Il faut savoir s’ennuyer—One must accustom one’s self to be bored.Lady Bloomfield.

Il faut sortir de la vie ainsi que d’un banquet, / Remerciant son hôte, et faisant sou paquet—One must quit life as one does a banquet, thanking the host and packing up one’s belongings.Voltaire.

Il fuoco non s’estingue con fuoco—Fire is not extinguished by fire.Italian Proverb.

Il fut historien pour rester orateur—He turned historian that he might still play the orator.

Il me faut du nouveau, n’en fût-il point au monde—I must have something new, even were there none in the world.La Fontaine.

Il meglio è l’inimico del bene—Better is an enemy to well.Italian Proverb.

Il meurt connu de tous et ne se connaît pas—He dies known by all and does not know himself.Vauquelin des Yvetaux.

Il mondo è di chi ha pazienza—The world is his who has patience.Italian Proverb.

Il mondo è fatto a scale; / Chi le scende, e chi le sale—The world is like a staircase; some are going up and some going down.Italian Proverb.

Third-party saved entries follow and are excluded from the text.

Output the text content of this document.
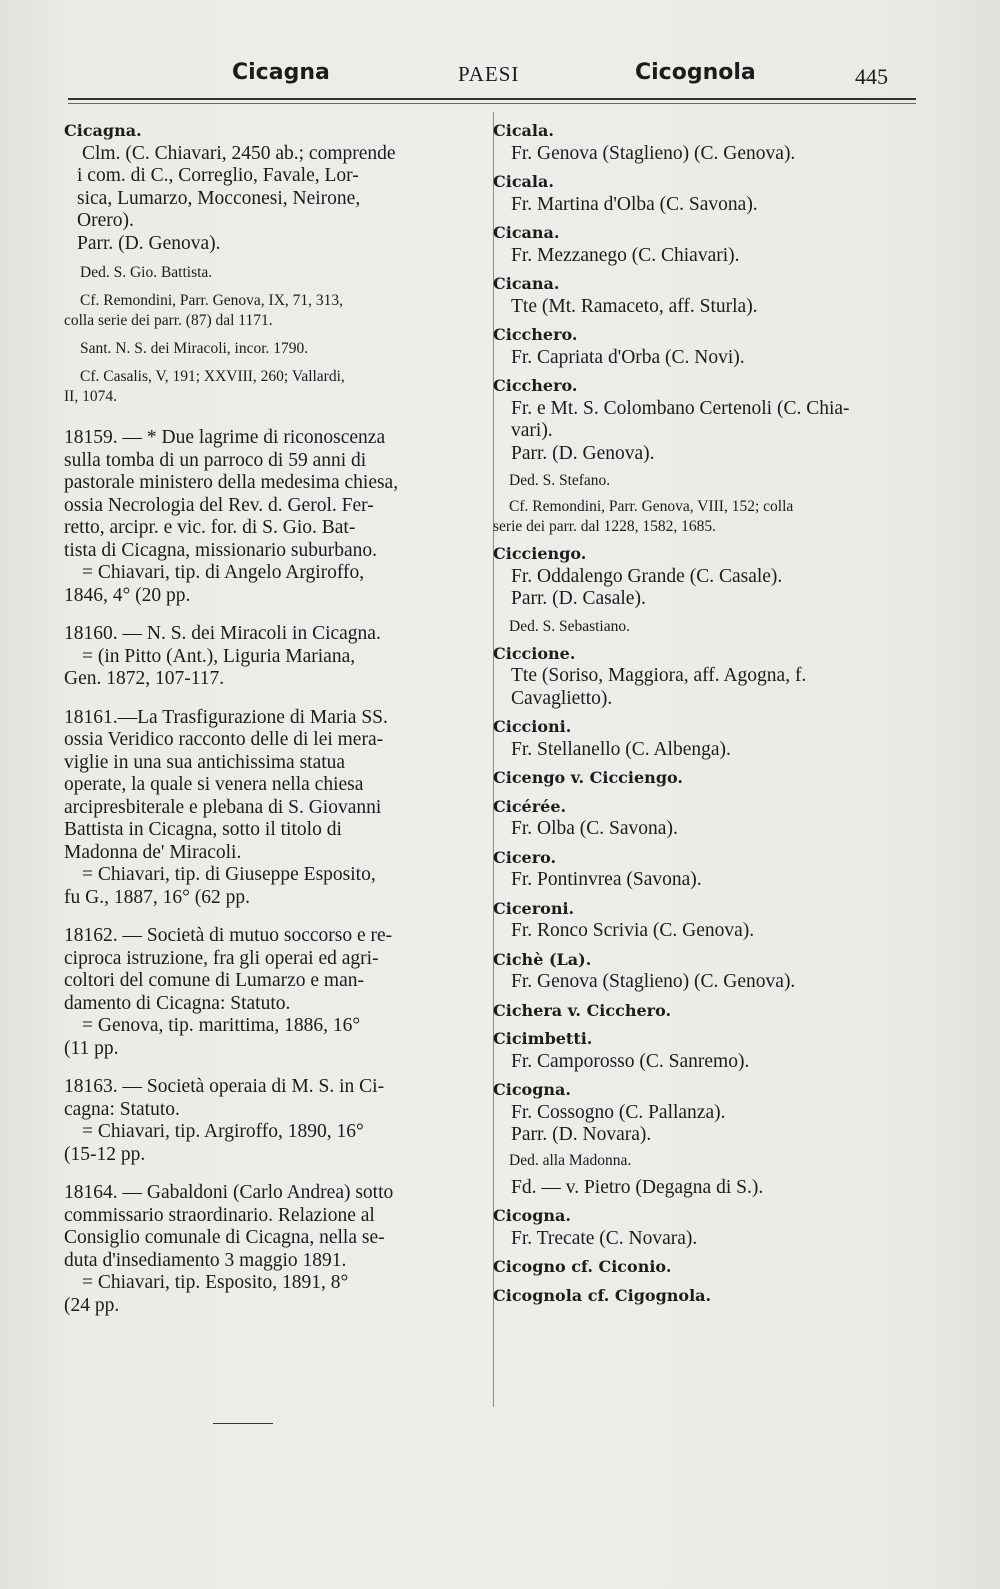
Cicagna	PAESI	Cicognola	445
Cicagna.
Clm. (C. Chiavari, 2450 ab.; comprende
i com. di C., Correglio, Favale, Lor-
sica, Lumarzo, Mocconesi, Neirone,
Orero).
Parr. (D. Genova).
Ded. S. Gio. Battista.
Cf. Remondini, Parr. Genova, IX, 71, 313,
colla serie dei parr. (87) dal 1171.
Sant. N. S. dei Miracoli, incor. 1790.
Cf. Casalis, V, 191; XXVIII, 260; Vallardi,
II, 1074.
18159. — * Due lagrime di riconoscenza
sulla tomba di un parroco di 59 anni di
pastorale ministero della medesima chiesa,
ossia Necrologia del Rev. d. Gerol. Fer-
retto, arcipr. e vic. for. di S. Gio. Bat-
tista di Cicagna, missionario suburbano.
= Chiavari, tip. di Angelo Argiroffo,
1846, 4° (20 pp.
18160. — N. S. dei Miracoli in Cicagna.
= (in Pitto (Ant.), Liguria Mariana,
Gen. 1872, 107-117.
18161.—La Trasfigurazione di Maria SS.
ossia Veridico racconto delle di lei mera-
viglie in una sua antichissima statua
operate, la quale si venera nella chiesa
arcipresbiterale e plebana di S. Giovanni
Battista in Cicagna, sotto il titolo di
Madonna de' Miracoli.
= Chiavari, tip. di Giuseppe Esposito,
fu G., 1887, 16° (62 pp.
18162. — Società di mutuo soccorso e re-
ciproca istruzione, fra gli operai ed agri-
coltori del comune di Lumarzo e man-
damento di Cicagna: Statuto.
= Genova, tip. marittima, 1886, 16°
(11 pp.
18163. — Società operaia di M. S. in Ci-
cagna: Statuto.
= Chiavari, tip. Argiroffo, 1890, 16°
(15-12 pp.
18164. — Gabaldoni (Carlo Andrea) sotto
commissario straordinario. Relazione al
Consiglio comunale di Cicagna, nella se-
duta d'insediamento 3 maggio 1891.
= Chiavari, tip. Esposito, 1891, 8°
(24 pp.
Cicala.
Fr. Genova (Staglieno) (C. Genova).
Cicala.
Fr. Martina d'Olba (C. Savona).
Cicana.
Fr. Mezzanego (C. Chiavari).
Cicana.
Tte (Mt. Ramaceto, aff. Sturla).
Cicchero.
Fr. Capriata d'Orba (C. Novi).
Cicchero.
Fr. e Mt. S. Colombano Certenoli (C. Chia-
vari).
Parr. (D. Genova).
Ded. S. Stefano.
Cf. Remondini, Parr. Genova, VIII, 152; colla
serie dei parr. dal 1228, 1582, 1685.
Cicciengo.
Fr. Oddalengo Grande (C. Casale).
Parr. (D. Casale).
Ded. S. Sebastiano.
Ciccione.
Tte (Soriso, Maggiora, aff. Agogna, f.
Cavaglietto).
Ciccioni.
Fr. Stellanello (C. Albenga).
Cicengo v. Cicciengo.
Cicérée.
Fr. Olba (C. Savona).
Cicero.
Fr. Pontinvrea (Savona).
Ciceroni.
Fr. Ronco Scrivia (C. Genova).
Cichè (La).
Fr. Genova (Staglieno) (C. Genova).
Cichera v. Cicchero.
Cicimbetti.
Fr. Camporosso (C. Sanremo).
Cicogna.
Fr. Cossogno (C. Pallanza).
Parr. (D. Novara).
Ded. alla Madonna.
Fd. — v. Pietro (Degagna di S.).
Cicogna.
Fr. Trecate (C. Novara).
Cicogno cf. Ciconio.
Cicognola cf. Cigognola.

Il mondo sta con tre cose: fare, disfare, e dare ad intendere—The world gets along with three things: doing, undoing, and pretending.Italian Proverb.

Il monta sur ses grands chevaux—He mounted his high horse.French Proverb.

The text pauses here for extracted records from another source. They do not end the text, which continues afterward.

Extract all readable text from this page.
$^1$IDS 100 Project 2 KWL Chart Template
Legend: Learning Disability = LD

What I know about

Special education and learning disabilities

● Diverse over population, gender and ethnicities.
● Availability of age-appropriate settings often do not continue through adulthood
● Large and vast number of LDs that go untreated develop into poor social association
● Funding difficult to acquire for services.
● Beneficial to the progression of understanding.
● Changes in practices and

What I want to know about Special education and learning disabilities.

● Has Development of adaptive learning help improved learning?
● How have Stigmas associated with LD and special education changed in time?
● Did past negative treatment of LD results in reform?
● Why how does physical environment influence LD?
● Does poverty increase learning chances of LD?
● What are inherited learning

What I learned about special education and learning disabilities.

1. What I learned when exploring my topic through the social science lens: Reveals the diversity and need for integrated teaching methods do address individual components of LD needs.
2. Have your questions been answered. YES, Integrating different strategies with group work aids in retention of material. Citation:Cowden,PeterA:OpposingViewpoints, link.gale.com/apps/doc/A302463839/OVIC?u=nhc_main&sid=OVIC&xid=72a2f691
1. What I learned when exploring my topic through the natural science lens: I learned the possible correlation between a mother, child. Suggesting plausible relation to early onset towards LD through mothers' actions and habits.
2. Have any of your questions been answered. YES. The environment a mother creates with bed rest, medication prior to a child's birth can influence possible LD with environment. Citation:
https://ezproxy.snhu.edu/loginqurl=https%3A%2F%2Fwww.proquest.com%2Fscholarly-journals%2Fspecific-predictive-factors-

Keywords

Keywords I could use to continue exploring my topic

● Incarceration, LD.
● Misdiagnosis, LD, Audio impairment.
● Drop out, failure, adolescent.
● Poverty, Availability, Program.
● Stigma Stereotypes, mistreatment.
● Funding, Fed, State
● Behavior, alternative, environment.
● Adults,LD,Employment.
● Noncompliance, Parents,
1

Il nage entre deux eaux—He keeps fair with both parties (lit. swims between two waters).French Proverb.

Il n’a ni bouche ni éperon—He has neither wit nor go in him (lit. he has neither mouth nor spur).French.

Il n’a pas inventé la poudre—He was not the inventor of gunpowder.French Proverb.

Il n’a pas l’air, mais la chanson—He has not the tune, but the song.French Proverb.

Il n appartient qu’aux grands hommes, d’avoir de grands défauts—It is only great men who can afford to have great defects.La Rochefoucauld.

Il n’attache pas ses chiens avec des saucisses—He does not chain his dogs together with sausages.French Proverb.

Il n’avait pas précisément des vices, mais il était rongé d’une vermine de petits défauts, dont on ne pouvait l’épurer—He had not vices exactly, but he was the prey to a swarm of small faults of which there was no ridding him.French.

Il n’est d’heureux que qui croit l’être—Only he is happy who thinks he is.French Proverb.

Il n’est orgueil que de pauvre enrichi—There is no pride like that of a poor man who has become rich.French Proverb.

Il n’est pas d’homme nécessaire—There is no man but can be dispensed with.French Proverb.

Il n’est pas échappé qui traîne son lien—He is not escaped who still drags his chains.French Proverb.

Il n’est rien d’inutile aux personnes de sens—There is nothing useless to people of sense.La Fontaine.

Il n’est sauce que d’appétit—Hunger is the best sauce.French Proverb.